Writer-producer Bryan Fuller (Dead Like Me, Pushing Daisies) is developing a television drama based on the character Hannibal Lecter, created by author Thomas Harris. Lecter has appeared in four Harris novels (Red Dragon, The Silence Of The Lambs, Hannibal, Hannibal Rising), which were all adapted for the big-screen. Brian Cox played the role in Michael Mann's Manhunter, before Anthony Hopkins turned the character into a pop-culture icon in Jonathan Demme's Oscar-winning thriller The Silence Of The Lambs. Hopkins later returned for a sequel and prequel/remake.

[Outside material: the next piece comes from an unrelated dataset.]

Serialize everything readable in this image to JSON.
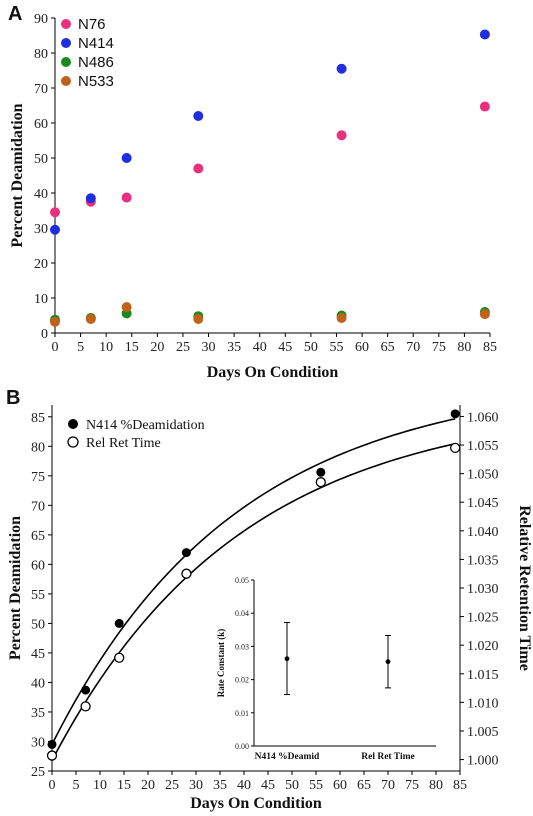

The TV series will apparently focus on the early relationship between Dr Hannibal Lecter, when he was the psychiatrist for FBI Agent Will Graham (CSI's William Petersen in Manhunter, Edward Norton in the remake Red Dragon) who secretly killed and ate his own victims.
The drama is being produced by French company Gaumont, who now have an independent Los Angeles studio (Gaumont International Television) run by former-NBC head Katie O'Connell. Martha De Laurentiis is producing, having also produced the latter three Lecter movies.
What do you make of this unexpected news? Does we really need another Hannibal Lecter story? Is it doomed to failure without Hopkins in the role, which was surely one reason for Hannibal Rising flopping. (That and the fact it was an outright stinker.) Or are you excited by the possibilities of returning to this character in his prime, provided they find a way to keep the story flowing nicely? Could this actually be the new Dexter? Is Bryan Fuller the man for the job, seeing as he's best-known for putting a quirky and upbeat slant on death in Dead Like Me and Pushing Daisies? Does he have a dark enough soul to do justice to Thomas Harris' prose? Is this show going to be Silence Of The Lambs-style scary, or Hannibal-style grand guignol?